Akarasa – Selamat datang kerabat
akarasa. Sampeyan tidak salah dalam membaca judul, juga sepertinya saya lama
tidak menulis tentang hal-hal klenik sarat mitos seperti ini. Kain mori atau
kafan perawan yang menjadi topik kita kali ini diyakini oleh kalangan
supranatural memiliki aura dan kekuatan luar biasa dibandung dengan benda
bertuah lainnya. Tentu saja dalam tulisan ini tidak hendak menyarankan sampeyan
untuk melakukan ritual yang saya sarikan dari buku Primbon Ing Sejatining Urip
yang saya bagikan ini. Semata-mata hanya berbagi wawasan akan khasanah mistik
yang pernah ada di tanah Jawa ini khususnya.
Kain kafan itu sendiri, atau
orang Jawa sering menyebutnya mori ini berupa sobekan kain pembungkus mayat
seorang gadis yang masih suci atau perawan dan meninggal pada malam atau hari
Jum’at Kliwon. Namun disebagian masyarakat pesisir utara Jawa, ada yang berlaku
khusus pada malam dan hari Jum’at Wage. Seperti di daerah saya lahir, Tuban.
Hari yang paling dikeramatkan adalah malam dan hari Jum’at Wage.
Baik, kita lanjutkan lagi.
Kematian pada malam keramat itu, konon memang sangat jarang terjadi. Barangkali
karena itulah kemudian ada anggapan mempunyai keistimewaan tersendiri. Saking
populernya, nyaris di setiap primbon kuno yang diciptakan para Mpu, di dalamnya
banyak ditemukan sub judul seputar kekuatan magis kafan perawan ini.
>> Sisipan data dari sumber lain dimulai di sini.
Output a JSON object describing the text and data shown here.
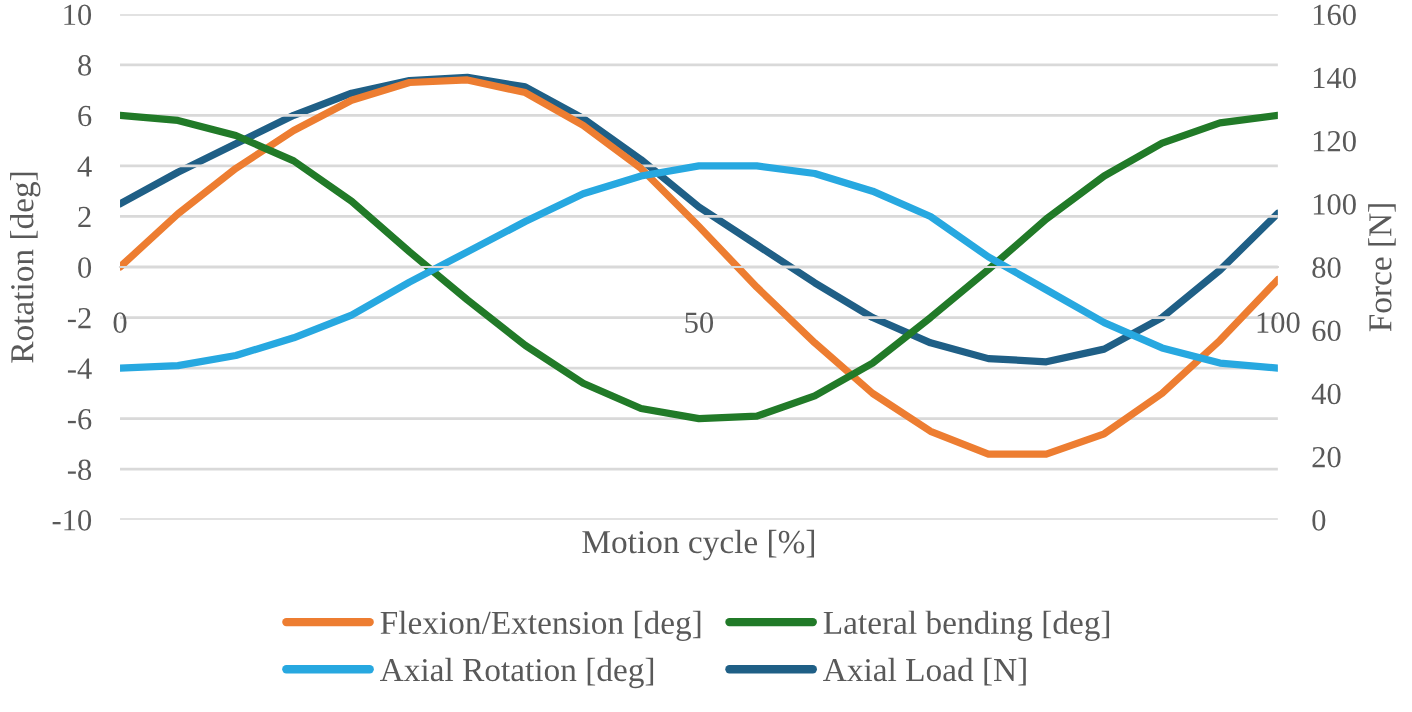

Salah satunya pada primbon yang
bertajuk Ing Sejatining Urip, salah satu primbon kuno yang dirangkum oleh Mpu
G. Untuyo. Pada salah satu sub judulnya mengupas habis seputar kekuatan magis
kain kafan perawan.
Mpu G. Untuyo sekilas dalam
penelaahannya cukup lugas yang ditunjang dengan wawasannya yang kental terhadap
sejumlah kekuatan magis benda-benda bertuah. Bahkan berbeda dengan
primbon-primbon lainnya, G Untuyo sangat gamblang menjelaskan latar belakang,
aturan-aturan pengambilan, penyempurnaan sampai kepada pemakaian dan
pantangannya.
Latar belakangnya sendiri, magis
kafan perawan ini, lebih sering digunakan kalangan durjana atau bandit untuk
melancarkan kejahatannya. Konon, jika sobekan kafan perawan tersebut sudah
disempurnakan, maka akan memiliki kekuatan magis. Di antaranya berupa
halimunan, yaitu orang yang mengenakan sobekan kain kafan perawan tersebut akan
tidak kasat mata atau tidak akan terlihat oleh orang lain. tentu saja tempo
menghilangnya hanya dalam hitungan menit. Artinya, kemampuan halimunan itu
bukan bersifat statis atau kekal seperti bangsa jin, ataupun makhluk tanpa
fisik lainnya.
Kekuatan halimunan inilah yang
diincar kalangan durjana tersebut. biasanya, kekuatan halimunan ini akan
berfungsi manakala dalam kondisi terpojok oleh kejaran massa atau pada
saat-saat berbahaya lainnya. Disamping bertuah halimunan, kain kafan perawan
itupun punya daya magis anti cukur atau kebal terhadap berbagai senjata tajam.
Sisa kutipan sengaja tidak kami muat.